AMERICAN IMPERIALISM(1890 1919)

TREATY OF VERSAILLES

[SOURCES]
Who had to approve the Treaty of Versailles after WWI?

(A) Woodrow Wilson

(B) ** The Senate

(C) The Supreme Court

EXPLANATIONS BELOW

Concept note-1: -In November Lodge sent to the Senate floor a treaty with 14 reservations, but no amendments. In the face of Wilson’s continued unwillingness to negotiate, the Senate on November 19, 1919, for the first time in its history, rejected a peace treaty.

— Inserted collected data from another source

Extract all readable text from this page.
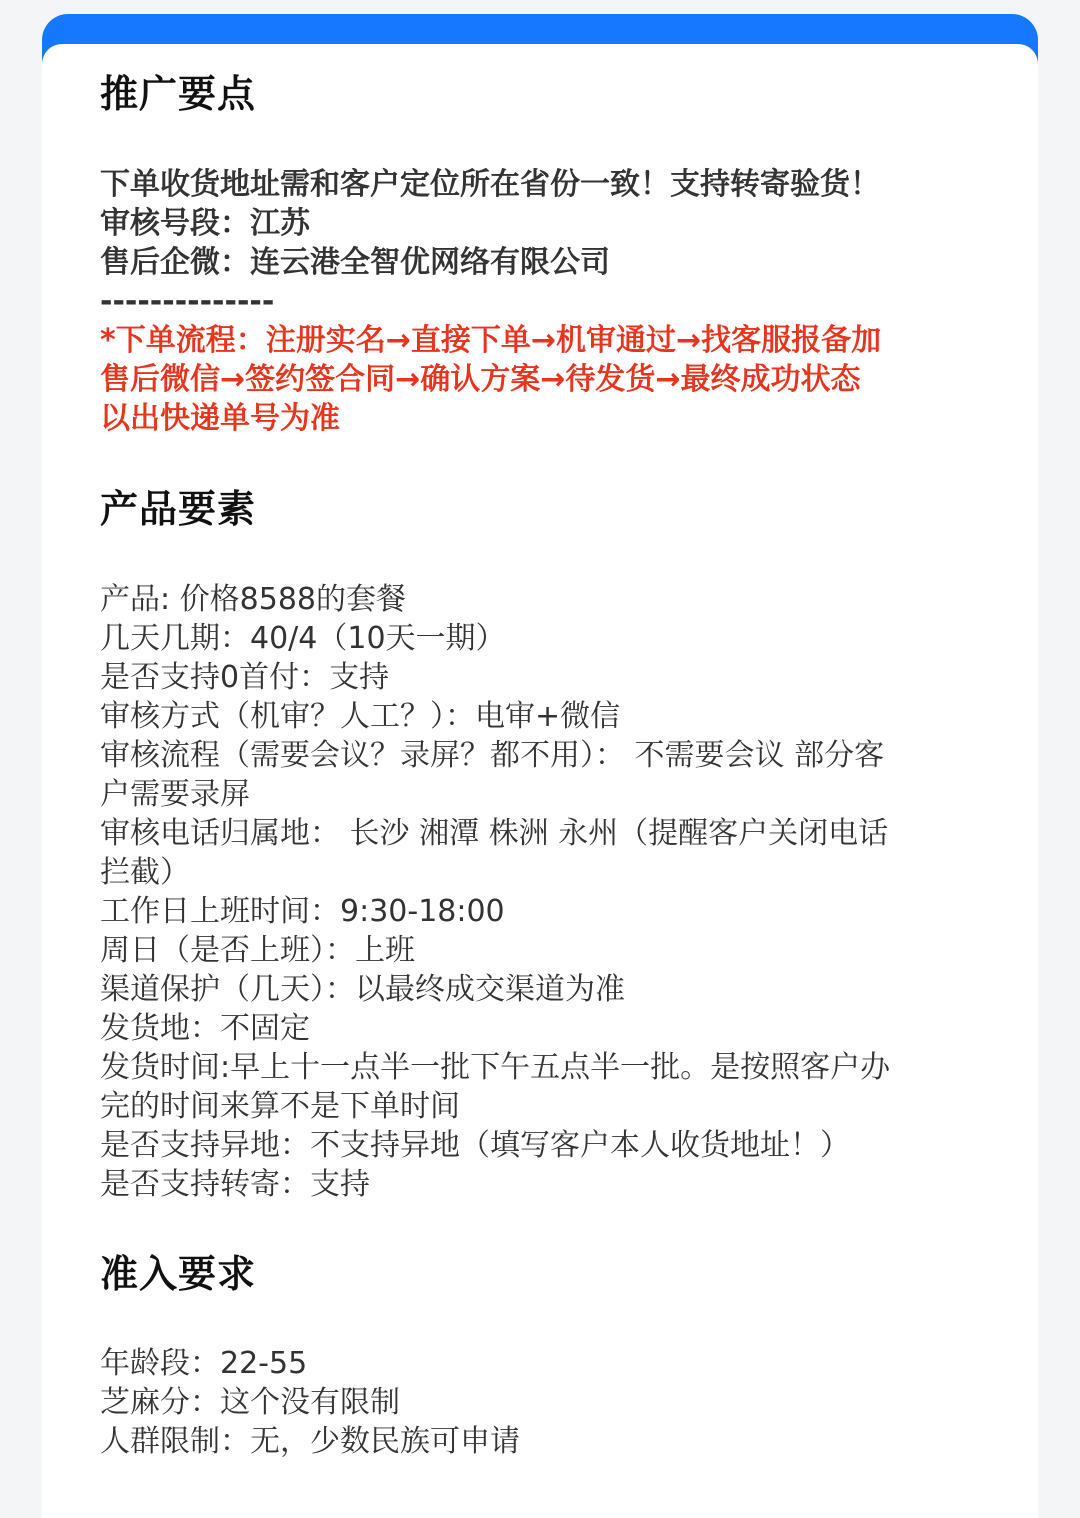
推广要点
下单收货地址需和客户定位所在省份一致！支持转寄验货！
审核号段：江苏
售后企微：连云港全智优网络有限公司
--------------
*下单流程：注册实名→直接下单→机审通过→找客服报备加
售后微信→签约签合同→确认方案→待发货→最终成功状态
以出快递单号为准
产品要素
产品: 价格8588的套餐
几天几期：40/4（10天一期）
是否支持0首付：支持
审核方式（机审？人工？）：电审+微信
审核流程（需要会议？录屏？都不用）： 不需要会议 部分客
户需要录屏
审核电话归属地： 长沙 湘潭 株洲 永州（提醒客户关闭电话
拦截）
工作日上班时间：9:30-18:00
周日（是否上班）：上班
渠道保护（几天）：以最终成交渠道为准
发货地：不固定
发货时间:早上十一点半一批下午五点半一批。是按照客户办
完的时间来算不是下单时间
是否支持异地：不支持异地（填写客户本人收货地址！）
是否支持转寄：支持
准入要求
年龄段：22-55
芝麻分：这个没有限制
人群限制：无，少数民族可申请
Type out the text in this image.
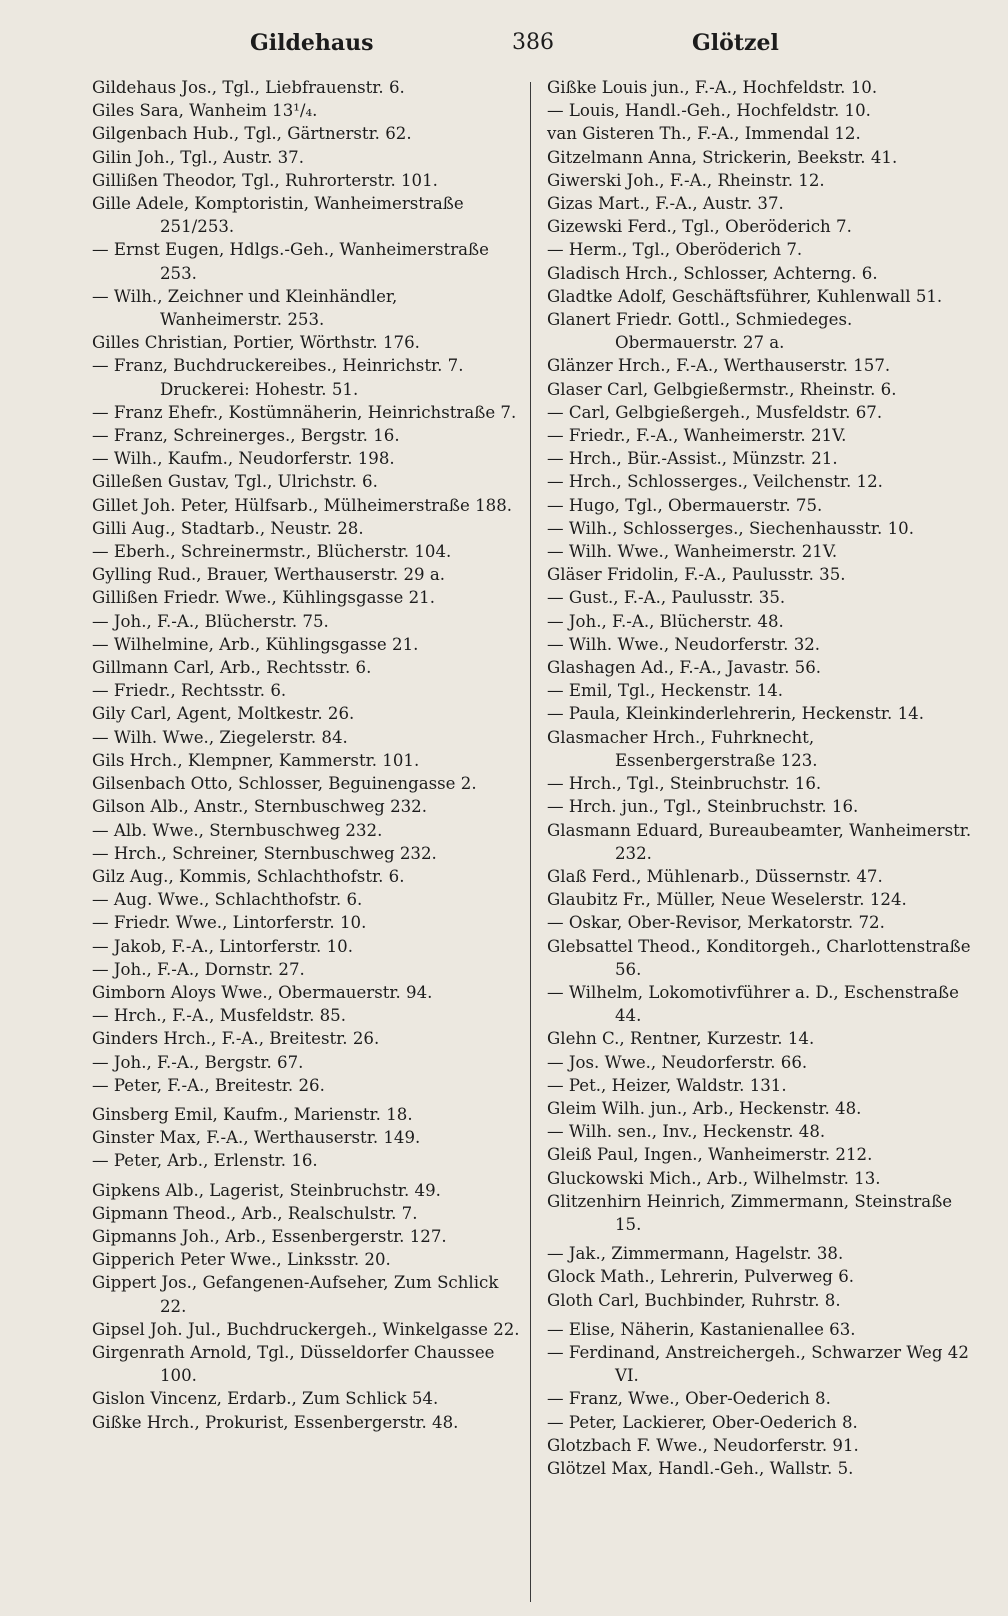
Gildehaus	386	Glötzel

Gildehaus Jos., Tgl., Liebfrauenstr. 6.

Giles Sara, Wanheim 13¹/₄.

Gilgenbach Hub., Tgl., Gärtnerstr. 62.

Gilin Joh., Tgl., Austr. 37.

Gillißen Theodor, Tgl., Ruhrorterstr. 101.

Gille Adele, Komptoristin, Wanheimerstraße 251/253.

— Ernst Eugen, Hdlgs.-Geh., Wanheimerstraße 253.

— Wilh., Zeichner und Kleinhändler, Wanheimerstr. 253.

Gilles Christian, Portier, Wörthstr. 176.

— Franz, Buchdruckereibes., Heinrichstr. 7. Druckerei: Hohestr. 51.

— Franz Ehefr., Kostümnäherin, Heinrichstraße 7.

— Franz, Schreinerges., Bergstr. 16.

— Wilh., Kaufm., Neudorferstr. 198.

Gilleßen Gustav, Tgl., Ulrichstr. 6.

Gillet Joh. Peter, Hülfsarb., Mülheimerstraße 188.

Gilli Aug., Stadtarb., Neustr. 28.

— Eberh., Schreinermstr., Blücherstr. 104.

Gylling Rud., Brauer, Werthauserstr. 29 a.

Gillißen Friedr. Wwe., Kühlingsgasse 21.

— Joh., F.-A., Blücherstr. 75.

— Wilhelmine, Arb., Kühlingsgasse 21.

Gillmann Carl, Arb., Rechtsstr. 6.

— Friedr., Rechtsstr. 6.

Gily Carl, Agent, Moltkestr. 26.

— Wilh. Wwe., Ziegelerstr. 84.

Gils Hrch., Klempner, Kammerstr. 101.

Gilsenbach Otto, Schlosser, Beguinengasse 2.

Gilson Alb., Anstr., Sternbuschweg 232.

— Alb. Wwe., Sternbuschweg 232.

— Hrch., Schreiner, Sternbuschweg 232.

Gilz Aug., Kommis, Schlachthofstr. 6.

— Aug. Wwe., Schlachthofstr. 6.

— Friedr. Wwe., Lintorferstr. 10.

— Jakob, F.-A., Lintorferstr. 10.

— Joh., F.-A., Dornstr. 27.

Gimborn Aloys Wwe., Obermauerstr. 94.

— Hrch., F.-A., Musfeldstr. 85.

Ginders Hrch., F.-A., Breitestr. 26.

— Joh., F.-A., Bergstr. 67.

— Peter, F.-A., Breitestr. 26.

Ginsberg Emil, Kaufm., Marienstr. 18.

Ginster Max, F.-A., Werthauserstr. 149.

— Peter, Arb., Erlenstr. 16.

Gipkens Alb., Lagerist, Steinbruchstr. 49.

Gipmann Theod., Arb., Realschulstr. 7.

Gipmanns Joh., Arb., Essenbergerstr. 127.

Gipperich Peter Wwe., Linksstr. 20.

Gippert Jos., Gefangenen-Aufseher, Zum Schlick 22.

Gipsel Joh. Jul., Buchdruckergeh., Winkelgasse 22.

Girgenrath Arnold, Tgl., Düsseldorfer Chaussee 100.

Gislon Vincenz, Erdarb., Zum Schlick 54.

Gißke Hrch., Prokurist, Essenbergerstr. 48.

Gißke Louis jun., F.-A., Hochfeldstr. 10.

— Louis, Handl.-Geh., Hochfeldstr. 10.

van Gisteren Th., F.-A., Immendal 12.

Gitzelmann Anna, Strickerin, Beekstr. 41.

Giwerski Joh., F.-A., Rheinstr. 12.

Gizas Mart., F.-A., Austr. 37.

Gizewski Ferd., Tgl., Oberöderich 7.

— Herm., Tgl., Oberöderich 7.

Gladisch Hrch., Schlosser, Achterng. 6.

Gladtke Adolf, Geschäftsführer, Kuhlenwall 51.

Glanert Friedr. Gottl., Schmiedeges. Obermauerstr. 27 a.

Glänzer Hrch., F.-A., Werthauserstr. 157.

Glaser Carl, Gelbgießermstr., Rheinstr. 6.

— Carl, Gelbgießergeh., Musfeldstr. 67.

— Friedr., F.-A., Wanheimerstr. 21V.

— Hrch., Bür.-Assist., Münzstr. 21.

— Hrch., Schlosserges., Veilchenstr. 12.

— Hugo, Tgl., Obermauerstr. 75.

— Wilh., Schlosserges., Siechenhausstr. 10.

— Wilh. Wwe., Wanheimerstr. 21V.

Gläser Fridolin, F.-A., Paulusstr. 35.

— Gust., F.-A., Paulusstr. 35.

— Joh., F.-A., Blücherstr. 48.

— Wilh. Wwe., Neudorferstr. 32.

Glashagen Ad., F.-A., Javastr. 56.

— Emil, Tgl., Heckenstr. 14.

— Paula, Kleinkinderlehrerin, Heckenstr. 14.

Glasmacher Hrch., Fuhrknecht, Essenbergerstraße 123.

— Hrch., Tgl., Steinbruchstr. 16.

— Hrch. jun., Tgl., Steinbruchstr. 16.

Glasmann Eduard, Bureaubeamter, Wanheimerstr. 232.

Glaß Ferd., Mühlenarb., Düssernstr. 47.

Glaubitz Fr., Müller, Neue Weselerstr. 124.

— Oskar, Ober-Revisor, Merkatorstr. 72.

Glebsattel Theod., Konditorgeh., Charlottenstraße 56.

— Wilhelm, Lokomotivführer a. D., Eschenstraße 44.

Glehn C., Rentner, Kurzestr. 14.

— Jos. Wwe., Neudorferstr. 66.

— Pet., Heizer, Waldstr. 131.

Gleim Wilh. jun., Arb., Heckenstr. 48.

— Wilh. sen., Inv., Heckenstr. 48.

Gleiß Paul, Ingen., Wanheimerstr. 212.

Gluckowski Mich., Arb., Wilhelmstr. 13.

Glitzenhirn Heinrich, Zimmermann, Steinstraße 15.

— Jak., Zimmermann, Hagelstr. 38.

Glock Math., Lehrerin, Pulverweg 6.

Gloth Carl, Buchbinder, Ruhrstr. 8.

— Elise, Näherin, Kastanienallee 63.

— Ferdinand, Anstreichergeh., Schwarzer Weg 42 VI.

— Franz, Wwe., Ober-Oederich 8.

— Peter, Lackierer, Ober-Oederich 8.

Glotzbach F. Wwe., Neudorferstr. 91.

Glötzel Max, Handl.-Geh., Wallstr. 5.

Concept note-2: -The Senate has, at times, rejected treaties when its members felt their concerns were not adequately addressed. In 1919 the Senate rejected the Treaty of Versailles, which formally ended World War I, in part because President Woodrow Wilson had failed to take senators’ objections to the agreement into consideration.

Concept note-3: -On July 10, 1919, the president of the United States, for the first time since 1789, personally delivered a treaty to the Senate. This was no ordinary treaty; it was the Treaty of Versailles, ending World War I and establishing the League of Nations.

Concept note-4: -Irreconcilables, Senators Borah and Johnson, refuse to compromise on the passage of the Treaty of Versailles which Senator Lodge is guiding through the Senate.

Concept note-5: -Some senators who opposed the Treaty of Versailles believed the proposed League of Nations would infringe upon U.S. sovereignty and Congress’s power to declare war. Following the Senate’s defeat of the treaty, Congress formally declared the end of World War I by joint resolution in 1921.